Ognuno ha il diritto di pensarla e “sentire” la questione dei matrimoni omosessuali a modo suo, in base alle proprie convinzioni e ideologie politiche, in base alla fede e al credo religioso che professa. Allo stesso modo, ognuno ha il diritto di vivere la sessualità in base al proprio orientamento. Nel mezzo c’è uno Stato che ha il dovere di garantire a tutti i suoi cittadini il pieno godimento dei diritti civili, non perché lo decida l’Europa o un’altra entità sovrana, ma perché questa che appare come un’ovvietà è presente nella nostra Carta costituzionale al pari del riconoscimento della famiglia come società naturale fondata sul matrimonio.

Ha sollevato un polverone la circolare del ministro dell’Interno Angelino Alfano in cui si avvisano i prefetti che “le direttive che sono state date con provvedimenti dei sindaci, che prescrivono agli ufficiali di stato civile di provvedere alla trascrizione dei matrimoni celebrati all’estero tra persone dello stesso sesso, non sono conformi alle leggi italiane. Non è possibile che ci si sposi tra persone dello stesso sesso, quindi se ci si sposa tra persone dello stesso sesso, quei matrimoni non possono essere trascritti nei registri dello stato civile italiano, per il semplice motivo che non è consentito dalla legge”.

Quella che da parte delle associazioni Lgbt e di diversi sindaci, con il torinese Fassino in testa in qualità di presidente Anci, è stata letta come un segnale di chiusura sulle unioni same-sex da parte di uno dei partiti di Governo, e come un’ingerenza da parte del Viminale su questioni di competenza degli enti locali, è in realtà una buona occasione per riportare all’attenzione del Parlamento un tema che fa discutere da anni senza mai arrivare a un quadro normativo definitivo e certo.

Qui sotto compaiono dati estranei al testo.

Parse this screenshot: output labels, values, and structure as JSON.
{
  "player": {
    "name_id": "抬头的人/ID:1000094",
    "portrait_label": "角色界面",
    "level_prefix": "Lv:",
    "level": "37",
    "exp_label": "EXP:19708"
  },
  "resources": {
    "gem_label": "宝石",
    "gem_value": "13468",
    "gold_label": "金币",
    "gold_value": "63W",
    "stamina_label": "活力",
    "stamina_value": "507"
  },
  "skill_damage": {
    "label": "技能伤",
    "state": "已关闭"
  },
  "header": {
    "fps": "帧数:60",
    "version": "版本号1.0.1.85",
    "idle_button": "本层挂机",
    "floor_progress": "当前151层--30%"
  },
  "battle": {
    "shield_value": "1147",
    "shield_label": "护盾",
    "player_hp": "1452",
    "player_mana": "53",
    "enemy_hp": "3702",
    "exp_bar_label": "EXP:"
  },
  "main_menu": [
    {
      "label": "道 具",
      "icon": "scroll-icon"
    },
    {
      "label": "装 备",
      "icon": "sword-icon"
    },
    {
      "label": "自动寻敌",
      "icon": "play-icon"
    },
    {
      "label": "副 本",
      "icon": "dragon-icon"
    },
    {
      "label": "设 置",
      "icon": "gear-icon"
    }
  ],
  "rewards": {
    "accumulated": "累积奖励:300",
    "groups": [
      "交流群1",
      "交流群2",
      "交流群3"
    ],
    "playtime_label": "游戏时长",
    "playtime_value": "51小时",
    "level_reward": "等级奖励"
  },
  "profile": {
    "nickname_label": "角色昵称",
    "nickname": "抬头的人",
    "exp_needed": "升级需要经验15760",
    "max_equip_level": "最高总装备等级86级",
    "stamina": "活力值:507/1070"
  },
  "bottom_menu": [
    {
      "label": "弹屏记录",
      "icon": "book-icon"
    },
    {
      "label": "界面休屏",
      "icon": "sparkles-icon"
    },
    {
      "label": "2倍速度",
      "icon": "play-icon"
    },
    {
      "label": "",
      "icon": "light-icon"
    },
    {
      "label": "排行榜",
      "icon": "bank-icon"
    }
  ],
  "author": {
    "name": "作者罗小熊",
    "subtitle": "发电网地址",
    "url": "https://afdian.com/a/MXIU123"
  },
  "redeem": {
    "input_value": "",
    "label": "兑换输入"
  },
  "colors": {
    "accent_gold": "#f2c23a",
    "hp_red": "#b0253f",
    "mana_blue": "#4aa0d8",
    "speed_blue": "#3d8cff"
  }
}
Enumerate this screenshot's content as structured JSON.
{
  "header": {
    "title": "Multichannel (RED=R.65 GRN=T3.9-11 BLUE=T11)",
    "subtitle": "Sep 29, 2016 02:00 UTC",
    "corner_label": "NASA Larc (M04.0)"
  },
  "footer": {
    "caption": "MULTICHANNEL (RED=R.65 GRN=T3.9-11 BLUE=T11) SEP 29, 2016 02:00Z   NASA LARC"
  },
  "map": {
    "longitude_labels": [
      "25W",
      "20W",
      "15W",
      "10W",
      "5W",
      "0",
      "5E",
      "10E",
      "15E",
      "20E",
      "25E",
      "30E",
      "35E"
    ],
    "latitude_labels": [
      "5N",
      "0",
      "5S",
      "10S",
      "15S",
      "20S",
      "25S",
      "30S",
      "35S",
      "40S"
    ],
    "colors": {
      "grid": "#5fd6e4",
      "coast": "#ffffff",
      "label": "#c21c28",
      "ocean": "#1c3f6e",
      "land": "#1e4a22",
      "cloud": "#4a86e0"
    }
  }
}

E allora la circolare del Viminale ha avuto il merito paradossalmente di far balzare all’occhio alcuni evidenti limiti della situazione italiana allo stato attuale. Il punto è che i matrimoni omosessuali, seppure celebrati all’estero, non sono idonei a produrre effetti giuridici in Italia, quindi i coniugi “non assumono i diritti e i doveri (come l’obbligo di fedeltà, di coabitazione, di assistenza materiale e spirituale, art. 143 cod. civ.) tipici del rapporto coniugale. Per l’ordinamento italiano sono coppie di fatto, al pari di quelle eterosessuali che decidono di non sposarsi”, ha spiegato su Panorama l’avvocato Stefano Cherti, professore di Diritto Privato dell’Università di Cassino. Secondo questa lettura Alfano non avrebbe sbagliato né assunto una posizione omofoba: il ministro ha solo ricordato ai sindaci che la legge nazionale sulla materia è carente e pertanto i Comuni non possono provvedere autonomamente. Allo stesso tempo, la Rete Lenford ha sottolineato che “la trascrizione nel registro dello stato civile ha valore di pubblicità e certificativo, e cioè serve a far conoscere a terzi il fatto che quella persona è coniugata, e serve per ottenere il certificato dal Comune nel quale si attesta l’avvenuto matrimonio. Che però rimane valido soltanto nei Paesi dove le nozze gay sono riconosciute”. Insomma, serve a evitare casi di bigamia: infatti, non risultando sposati in Italia, si configura la possibilità di un matrimonio eterosessuale nel nostro Paese per soggetti già sposati con persone del loro stesso sesso all’estero. Iniziare a fare chiarezza su questo, potrebbe essere un punto di partenza per colmare questo vuoto normativo. Con la Chiesa Cattolica formato Papa Francesco disposta – come annunciato nel corso del Sinodo dei Vescovi sulla famiglia – a calarsi “nel profondo di queste situazioni difficili per accogliere tutti coloro che vi sono coinvolti e per far sì che la Chiesa sia la casa paterna dove c’è posto per ciascuno con la sua vita faticosa”, non sarà che i tempi siano davvero maturi per una riflessione politica seria e libera da ingerenze ecclesiali?